Das dichte Netz persönlicher Beziehungen, das von den Tanten über die Putzfrau Frau Scharnhorst bis zum Kater Puccini reicht, kommt rund um Hauptpersonen wie Eduard Has immer wieder zur Ruhe, so dass der Überblick leicht zu behalten ist. Die von Has und anderen geführte Immobilienverwaltung spekuliert im Westend, was zur späteren Häuserkampfzeit überleitet, er selbst sammelt nicht mehr die Bilder der Kronberger Malerschule, mit denen er groß geworden ist, sondern die Expressionisten der Zwischenkriegszeit. Nachdrücklich stellt das Buch anhand solcher Details die Epochenbruch-Fragen der Nachkriegszeit, in der eben nicht alles weiterging wie zuvor, sondern vieles sich änderte. Es sind die Fragen von heute: Wie wollen wir leben, wohnen, bauen?

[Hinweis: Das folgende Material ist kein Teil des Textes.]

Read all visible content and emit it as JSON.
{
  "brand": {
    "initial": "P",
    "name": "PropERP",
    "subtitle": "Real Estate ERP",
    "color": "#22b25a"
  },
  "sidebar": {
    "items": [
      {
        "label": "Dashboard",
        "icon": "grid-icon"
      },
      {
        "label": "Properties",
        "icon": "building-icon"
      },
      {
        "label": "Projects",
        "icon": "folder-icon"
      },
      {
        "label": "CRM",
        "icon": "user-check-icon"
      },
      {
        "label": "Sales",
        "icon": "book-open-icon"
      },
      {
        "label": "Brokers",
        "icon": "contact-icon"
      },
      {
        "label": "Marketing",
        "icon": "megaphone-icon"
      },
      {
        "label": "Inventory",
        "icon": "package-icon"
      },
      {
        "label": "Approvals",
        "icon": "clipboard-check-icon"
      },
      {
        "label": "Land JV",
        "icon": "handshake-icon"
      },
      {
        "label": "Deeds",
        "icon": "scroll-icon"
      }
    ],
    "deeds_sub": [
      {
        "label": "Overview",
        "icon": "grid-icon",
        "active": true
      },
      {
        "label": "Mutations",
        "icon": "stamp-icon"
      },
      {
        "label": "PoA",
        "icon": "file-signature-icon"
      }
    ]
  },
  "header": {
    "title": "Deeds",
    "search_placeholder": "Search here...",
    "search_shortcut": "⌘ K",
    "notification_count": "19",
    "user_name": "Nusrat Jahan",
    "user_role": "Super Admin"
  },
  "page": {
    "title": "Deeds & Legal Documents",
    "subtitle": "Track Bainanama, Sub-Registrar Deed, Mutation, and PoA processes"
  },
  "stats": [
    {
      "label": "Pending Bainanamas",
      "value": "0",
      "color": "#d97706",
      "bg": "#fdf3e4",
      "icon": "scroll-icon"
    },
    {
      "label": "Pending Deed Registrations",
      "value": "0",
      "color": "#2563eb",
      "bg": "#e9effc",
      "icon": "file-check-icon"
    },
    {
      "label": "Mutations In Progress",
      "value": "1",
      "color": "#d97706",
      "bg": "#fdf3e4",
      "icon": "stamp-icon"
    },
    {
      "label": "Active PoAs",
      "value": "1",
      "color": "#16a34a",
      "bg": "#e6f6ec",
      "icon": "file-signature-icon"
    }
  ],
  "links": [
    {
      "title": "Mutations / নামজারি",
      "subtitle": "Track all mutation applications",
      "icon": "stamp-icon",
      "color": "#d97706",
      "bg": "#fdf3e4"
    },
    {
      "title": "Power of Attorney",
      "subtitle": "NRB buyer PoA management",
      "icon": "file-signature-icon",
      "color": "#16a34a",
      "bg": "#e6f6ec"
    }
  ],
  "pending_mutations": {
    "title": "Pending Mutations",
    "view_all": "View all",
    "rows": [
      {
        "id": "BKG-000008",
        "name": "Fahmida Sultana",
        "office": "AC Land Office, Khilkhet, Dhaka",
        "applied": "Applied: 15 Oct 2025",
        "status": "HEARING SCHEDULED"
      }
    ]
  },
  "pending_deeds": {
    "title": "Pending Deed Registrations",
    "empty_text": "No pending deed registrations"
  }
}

Bei seinem ersten Erscheinen im Jahr 1992 wirkte das Buch des damals fast unbekannten Autors zutiefst aus der Zeit gefallen, ja altmodisch. Jetzt passt es. Nicht etwa, weil Frankfurt sich eine neue Altstadt errichtet hat, in einer großen Geste der Künstlichkeit, wie Mosebachs Kritiker sie dem Autor immer wieder vorgeworfen haben, sondern weil die schier endlose Folge kurzer Episoden bestens aufgehoben ist in einem Jahrzehnt, in dem der kurze Tweet und die möglichst lange Fernsehserie gleichermaßen beliebt sind.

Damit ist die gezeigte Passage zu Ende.